The use of individual patient data (IPD) in network meta-analyses (NMA) is rapidly growing. This study aimed to determine, through simulations, the impact of select factors on the validity and ...precision of NMA estimates when combining IPD and aggregate data (AgD) relative to using AgD only.
Three analysis strategies were compared via simulations: 1) AgD NMA without adjustments (AgD-NMA); 2) AgD NMA with meta-regression (AgD-NMA-MR); and 3) IPD-AgD NMA with meta-regression (IPD-NMA). We compared 108 parameter permutations: number of network nodes (3, 5 or 10); proportion of treatment comparisons informed by IPD (low, medium or high); equal size trials (2-armed with 200 patients per arm) or larger IPD trials (500 patients per arm); sparse or well-populated networks; and type of effect-modification (none, constant across treatment comparisons, or exchangeable). Data were generated over 200 simulations for each combination of parameters, each using linear regression with Normal distributions. To assess model performance and estimate validity, the mean squared error (MSE) and bias of treatment-effect and covariate estimates were collected. Standard errors (SE) and percentiles were used to compare estimate precision.

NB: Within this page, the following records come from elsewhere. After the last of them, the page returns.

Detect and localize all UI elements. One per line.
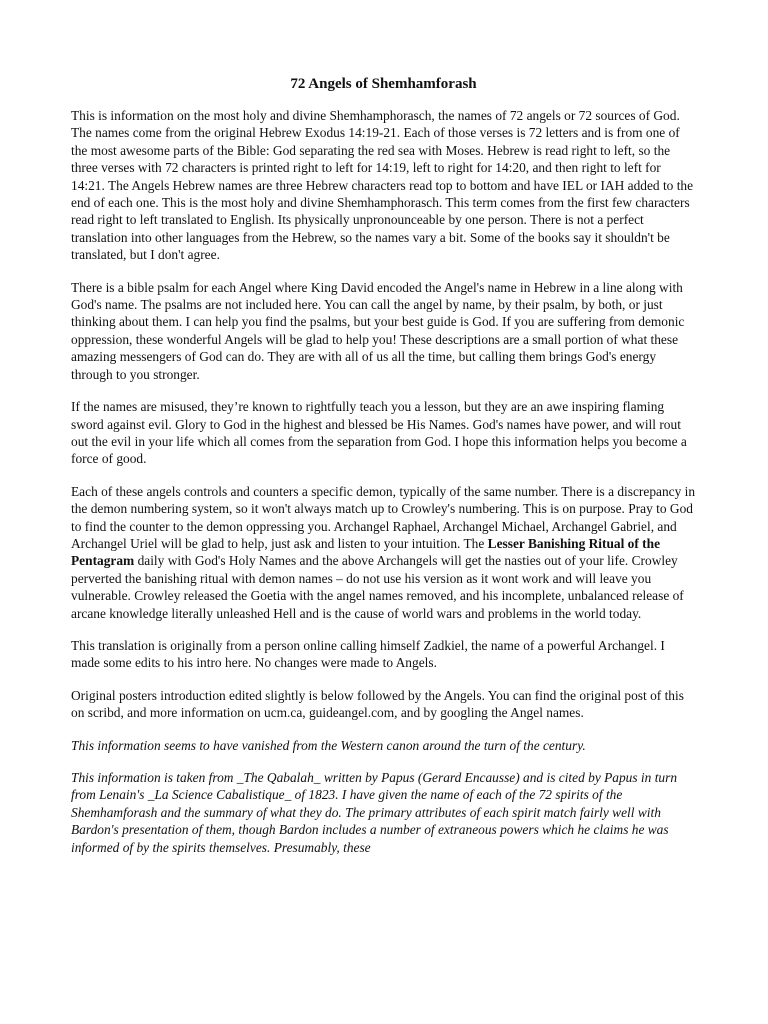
paragraph-text: daily with God's Holy Names and the above Archangels will get the nasties out of your life. Crowley perverted the banishing ritual with demon names – do not use his version as it wont work and will leave you vulnerable. Crowley released the Goetia with the angel names removed, and his incomplete, unbalanced release of arcane knowledge literally unleashed Hell and is the cause of world wars and problems in the world today.: [71, 553, 684, 621]
document-page: [71, 76, 696, 871]
document-title: 72 Angels of Shemhamforash: [290, 76, 477, 92]
paragraph-vanished-canon: This information seems to have vanished from the Western canon around the turn of the century.: [71, 737, 586, 753]
paragraph-translation-source: This translation is originally from a person online calling himself Zadkiel, the name of a powerful Archangel. I made some edits to his intro here. No changes were made to Angels.: [71, 637, 665, 671]
paragraph-text: Each of these angels controls and counters a specific demon, typically of the same number. There is a discrepancy in the demon numbering system, so it won't always match up to Crowley's numbering. This is on purpose. Pray to God to find the counter to the demon oppressing you. Archangel Raphael, Archangel Michael, Archangel Gabriel, and Archangel Uriel will be glad to help, just ask and listen to your intuition. The: [71, 483, 696, 551]
paragraph-bible-psalms: There is a bible psalm for each Angel where King David encoded the Angel's name in Hebrew in a line along with God's name. The psalms are not included here. You can call the angel by name, by their psalm, by both, or just thinking about them. I can help you find the psalms, but your best guide is God. If you are suffering from demonic oppression, these wonderful Angels will be glad to help you! These descriptions are a small portion of what these amazing messengers of God can do. They are with all of us all the time, but calling them brings God's energy through to you stronger.: [71, 279, 685, 382]
paragraph-misuse-warning: If the names are misused, they’re known to rightfully teach you a lesson, but they are an awe inspiring flaming sword against evil. Glory to God in the highest and blessed be His Names. God's names have power, and will rout out the evil in your life which all comes from the separation from God. I hope this information helps you become a force of good.: [71, 399, 687, 467]
paragraph-demons-counter: [71, 483, 696, 622]
paragraph-original-poster: Original posters introduction edited slightly is below followed by the Angels. You can find the original post of this on scribd, and more information on ucm.ca, guideangel.com, and by googling the Angel names.: [71, 687, 684, 721]
paragraph-shemhamphorasch-intro: This is information on the most holy and divine Shemhamphorasch, the names of 72 angels or 72 sources of God. The names come from the original Hebrew Exodus 14:19-21. Each of those verses is 72 letters and is from one of the most awesome parts of the Bible: God separating the red sea with Moses. Hebrew is read right to left, so the three verses with 72 characters is printed right to left for 14:19, left to right for 14:20, and then right to left for 14:21. The Angels Hebrew names are three Hebrew characters read top to bottom and have IEL or IAH added to the end of each one. This is the most holy and divine Shemhamphorasch. This term comes from the first few characters read right to left translated to English. Its physically unpronounceable by one person. There is not a perfect translation into other languages from the Hebrew, so the names vary a bit. Some of the books say it shouldn't be translated, but I don't agree.: [71, 108, 694, 263]
paragraph-qabalah-source: This information is taken from _The Qabalah_ written by Papus (Gerard Encausse) and is cited by Papus in turn from Lenain's _La Science Cabalistique_ of 1823. I have given the name of each of the 72 spirits of the Shemhamforash and the summary of what they do. The primary attributes of each spirit match fairly well with Bardon's presentation of them, though Bardon includes a number of extraneous powers which he claims he was informed of by the spirits themselves. Presumably, these: [71, 770, 678, 855]
bold-ritual-name: Lesser Banishing Ritual of the Pentagram: [71, 535, 661, 569]
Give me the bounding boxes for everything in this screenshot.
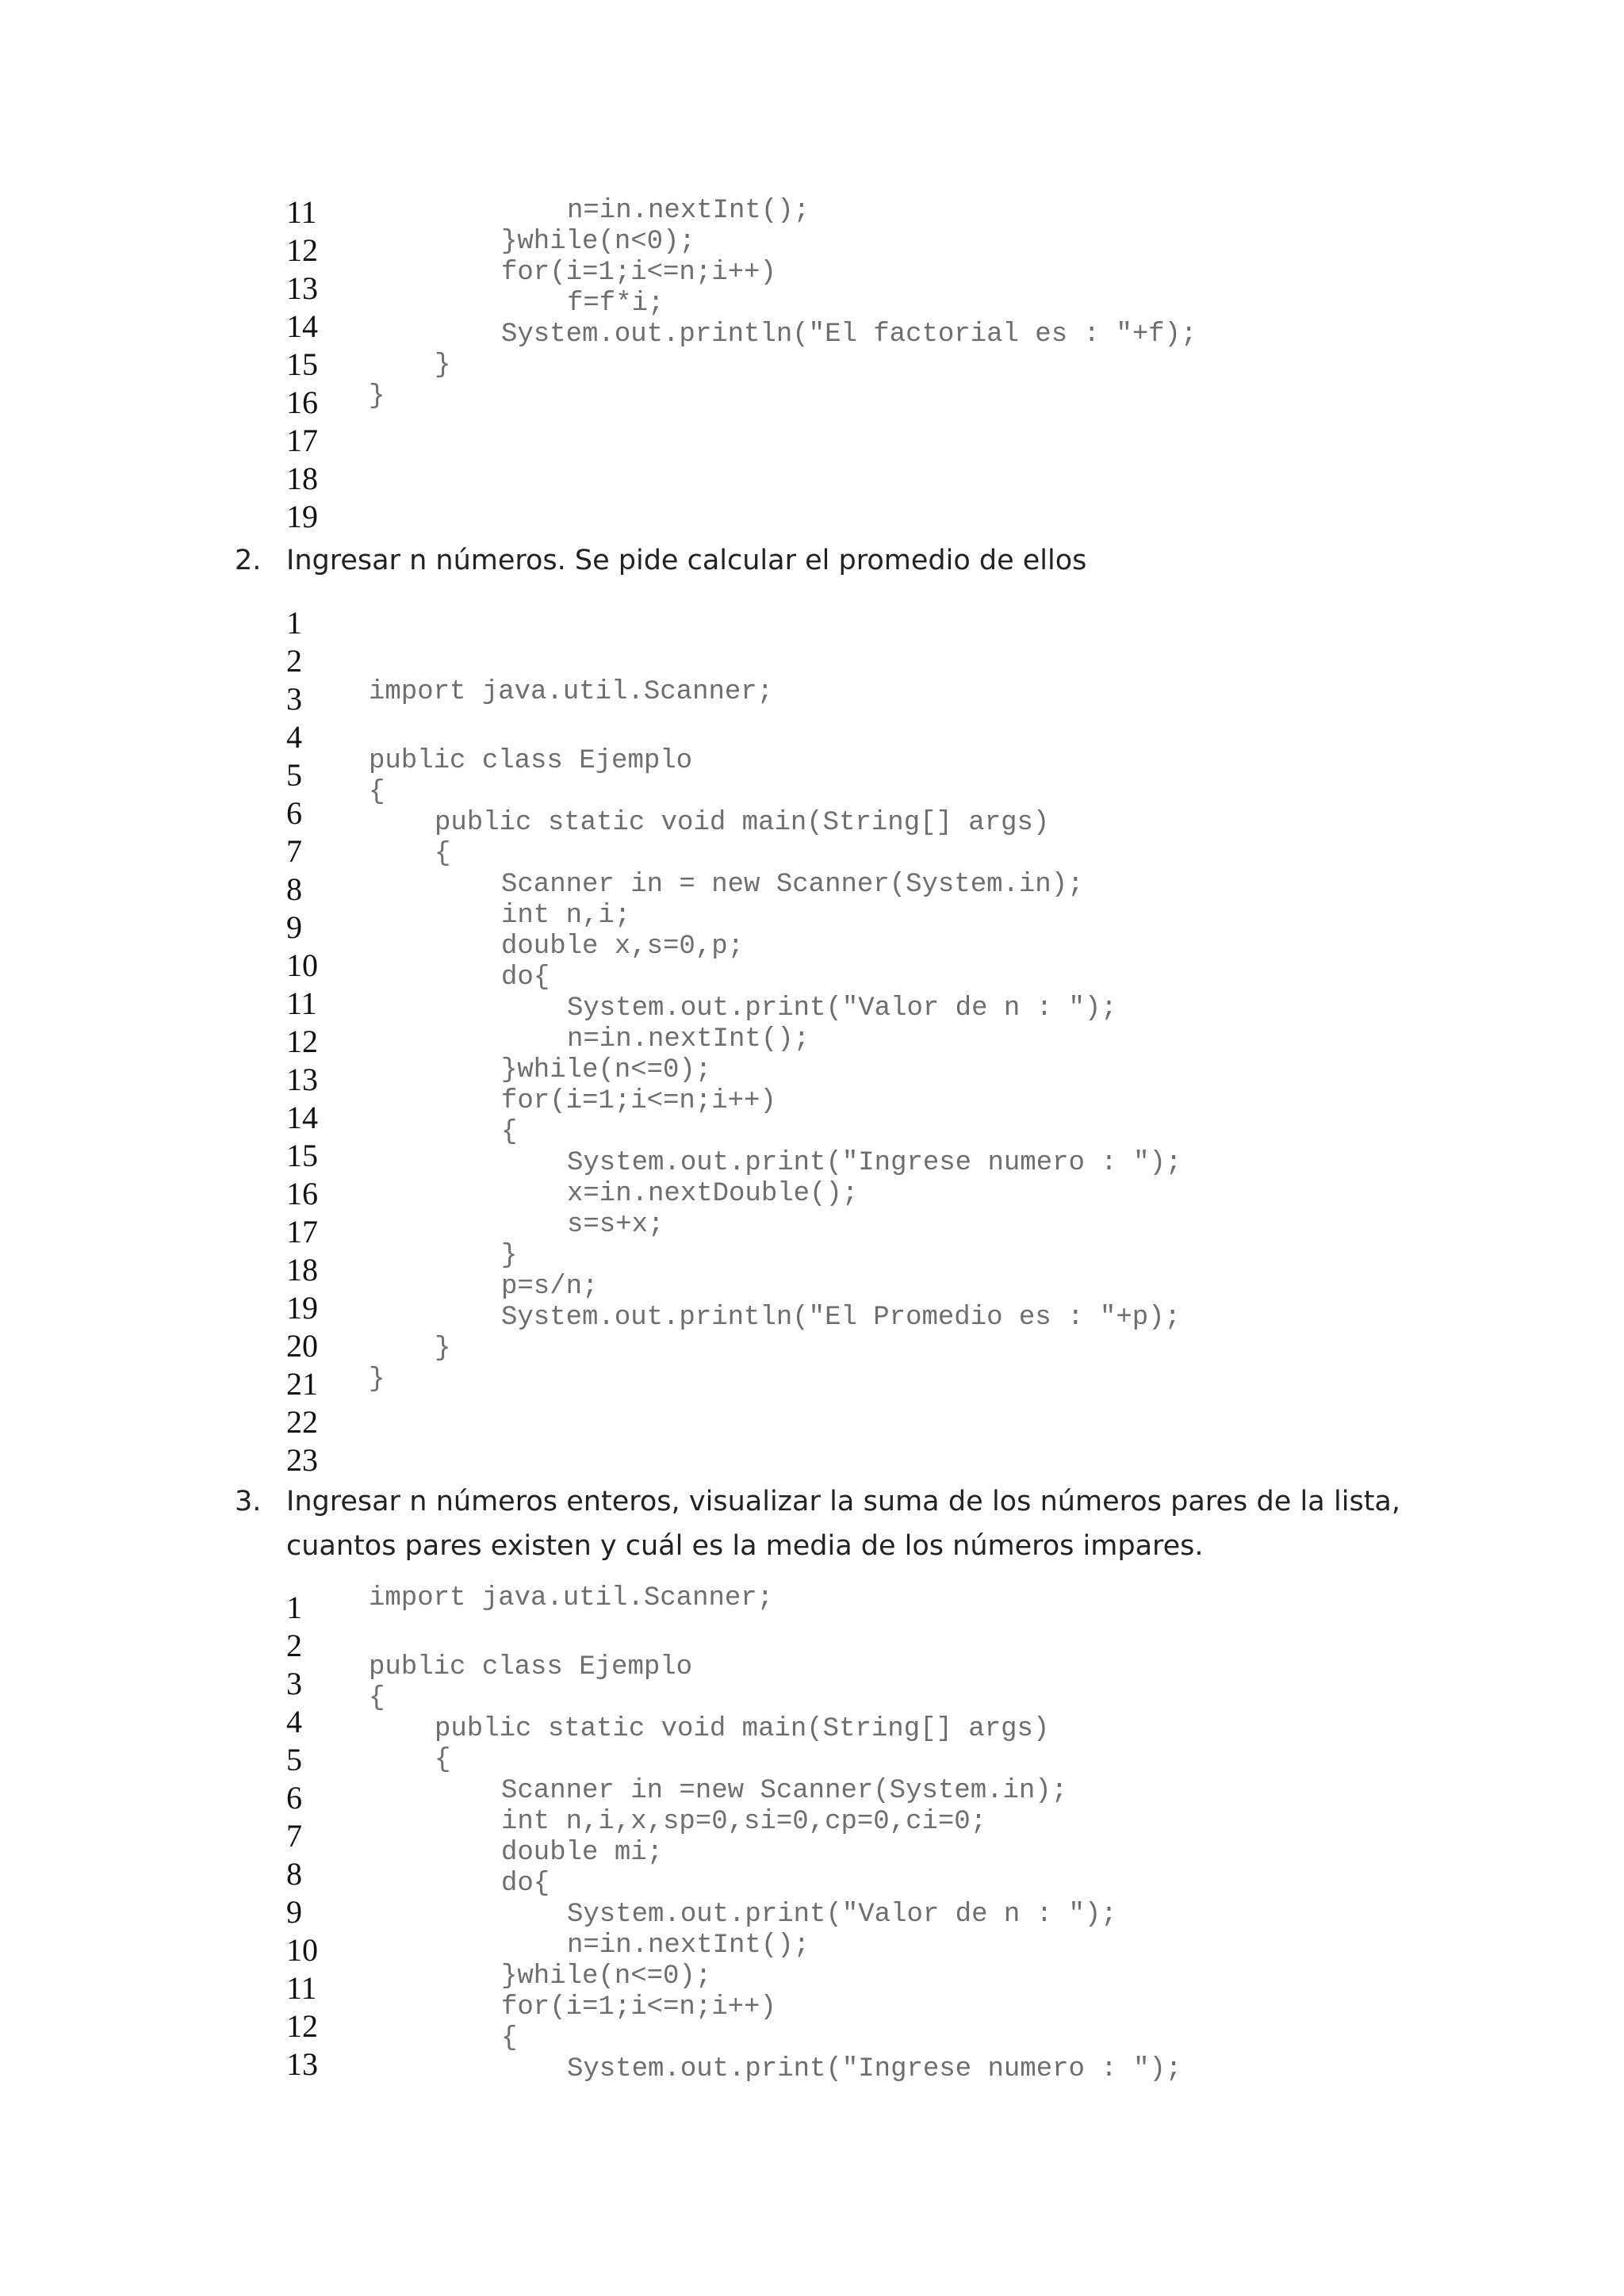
line-number: 7 — [286, 1818, 302, 1854]
line-number: 12 — [286, 1024, 318, 1059]
line-number: 8 — [286, 1856, 302, 1892]
code-line: } — [435, 1334, 451, 1364]
line-number: 11 — [286, 1970, 317, 2006]
line-number: 3 — [286, 681, 302, 717]
line-number: 6 — [286, 795, 302, 831]
line-number: 16 — [286, 385, 318, 420]
line-number: 22 — [286, 1404, 318, 1440]
code-line: public class Ejemplo — [369, 746, 693, 776]
code-line: import java.util.Scanner; — [369, 677, 774, 707]
line-number: 9 — [286, 909, 302, 945]
line-number: 11 — [286, 194, 317, 230]
question-number: 3. — [235, 1486, 262, 1517]
question-text-line-1: Ingresar n números enteros, visualizar la suma de los números pares de la lista, — [286, 1486, 1400, 1517]
line-number: 15 — [286, 1138, 318, 1173]
code-line: double mi; — [501, 1838, 664, 1868]
line-number: 2 — [286, 1628, 302, 1663]
line-number: 4 — [286, 1704, 302, 1739]
code-line: { — [435, 839, 451, 869]
code-line: public static void main(String[] args) — [435, 1714, 1050, 1744]
line-number: 9 — [286, 1894, 302, 1930]
question-text-line-2: cuantos pares existen y cuál es la media de los números impares. — [286, 1530, 1204, 1562]
line-number: 1 — [286, 1590, 302, 1625]
line-number: 12 — [286, 2008, 318, 2044]
code-line: import java.util.Scanner; — [369, 1583, 774, 1613]
line-number: 11 — [286, 985, 317, 1021]
code-line: Scanner in = new Scanner(System.in); — [501, 870, 1084, 900]
code-line: { — [501, 2023, 518, 2053]
code-line: } — [369, 381, 385, 411]
line-number: 19 — [286, 1290, 318, 1326]
code-line: for(i=1;i<=n;i++) — [501, 1992, 776, 2022]
code-line: int n,i,x,sp=0,si=0,cp=0,ci=0; — [501, 1807, 987, 1837]
code-line: x=in.nextDouble(); — [567, 1179, 859, 1209]
line-number: 13 — [286, 270, 318, 306]
line-number: 2 — [286, 643, 302, 679]
code-line: { — [435, 1745, 451, 1775]
line-number: 5 — [286, 757, 302, 793]
question-number: 2. — [235, 545, 262, 576]
code-line: p=s/n; — [501, 1272, 599, 1302]
code-line: for(i=1;i<=n;i++) — [501, 258, 776, 288]
code-line: n=in.nextInt(); — [567, 1931, 810, 1961]
line-number: 7 — [286, 833, 302, 869]
code-line: }while(n<=0); — [501, 1055, 712, 1085]
code-line: System.out.print("Ingrese numero : "); — [567, 2054, 1182, 2084]
code-line: } — [501, 1241, 518, 1271]
code-line: }while(n<=0); — [501, 1961, 712, 1992]
line-number: 10 — [286, 1932, 318, 1968]
code-line: Scanner in =new Scanner(System.in); — [501, 1776, 1068, 1806]
line-number: 10 — [286, 947, 318, 983]
code-line: System.out.println("El Promedio es : "+p); — [501, 1303, 1181, 1333]
code-line: { — [369, 777, 385, 807]
line-number: 1 — [286, 605, 302, 641]
code-line: double x,s=0,p; — [501, 932, 745, 962]
line-number: 16 — [286, 1176, 318, 1211]
line-number: 20 — [286, 1328, 318, 1364]
line-number: 21 — [286, 1366, 318, 1402]
line-number: 5 — [286, 1742, 302, 1777]
line-number: 8 — [286, 871, 302, 907]
line-number: 12 — [286, 232, 318, 268]
line-number: 18 — [286, 1252, 318, 1288]
code-line: } — [435, 350, 451, 381]
line-number: 14 — [286, 308, 318, 344]
line-number: 13 — [286, 2046, 318, 2082]
code-line: } — [369, 1364, 385, 1395]
code-line: public class Ejemplo — [369, 1652, 693, 1682]
question-text: Ingresar n números. Se pide calcular el promedio de ellos — [286, 545, 1087, 576]
line-number: 23 — [286, 1442, 318, 1478]
line-number: 14 — [286, 1100, 318, 1135]
code-line: public static void main(String[] args) — [435, 808, 1050, 838]
line-number: 18 — [286, 461, 318, 496]
line-number: 19 — [286, 499, 318, 534]
code-line: int n,i; — [501, 901, 631, 931]
line-number: 17 — [286, 1214, 318, 1249]
code-line: n=in.nextInt(); — [567, 196, 810, 226]
code-line: s=s+x; — [567, 1210, 665, 1240]
line-number: 17 — [286, 423, 318, 458]
line-number: 13 — [286, 1062, 318, 1097]
code-line: f=f*i; — [567, 289, 665, 319]
code-line: do{ — [501, 962, 550, 993]
line-number: 15 — [286, 346, 318, 382]
line-number: 6 — [286, 1780, 302, 1816]
code-line: System.out.print("Valor de n : "); — [567, 1900, 1117, 1930]
code-line: { — [369, 1683, 385, 1713]
code-line: { — [501, 1117, 518, 1147]
code-line: }while(n<0); — [501, 227, 695, 257]
code-line: n=in.nextInt(); — [567, 1024, 810, 1054]
code-line: System.out.print("Valor de n : "); — [567, 993, 1117, 1024]
code-line: for(i=1;i<=n;i++) — [501, 1086, 776, 1116]
line-number: 4 — [286, 719, 302, 755]
code-line: do{ — [501, 1869, 550, 1899]
code-line: System.out.println("El factorial es : "+f); — [501, 320, 1197, 350]
code-line: System.out.print("Ingrese numero : "); — [567, 1148, 1182, 1178]
line-number: 3 — [286, 1666, 302, 1701]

Overall, IPD-NMA performed best in terms of validity and precision. The median MSE was lower in the IPD-NMA in 88 of 108 scenarios (similar results otherwise). On average, the IPD-NMA median MSE was 0.54 times the median using AgD-NMA-MR. Similarly, the SEs of the IPD-NMA treatment-effect estimates were 1/5 the size of AgD-NMA-MR SEs. The magnitude of superior validity and precision of using IPD-NMA varied across scenarios and was associated with the amount of IPD. Using IPD in small or sparse networks consistently led to improved validity and precision; however, in large/dense networks IPD tended to have negligible impact if too few IPD were included. Similar results also apply to the meta-regression coefficient estimates.
Our simulation study suggests that the use of IPD in NMA will considerably improve the validity and precision of estimates of treatment effect and regression coefficients in the most NMA IPD data-scenarios. However, IPD may not add meaningful validity and precision to NMAs of large and dense treatment networks when negligible IPD are used.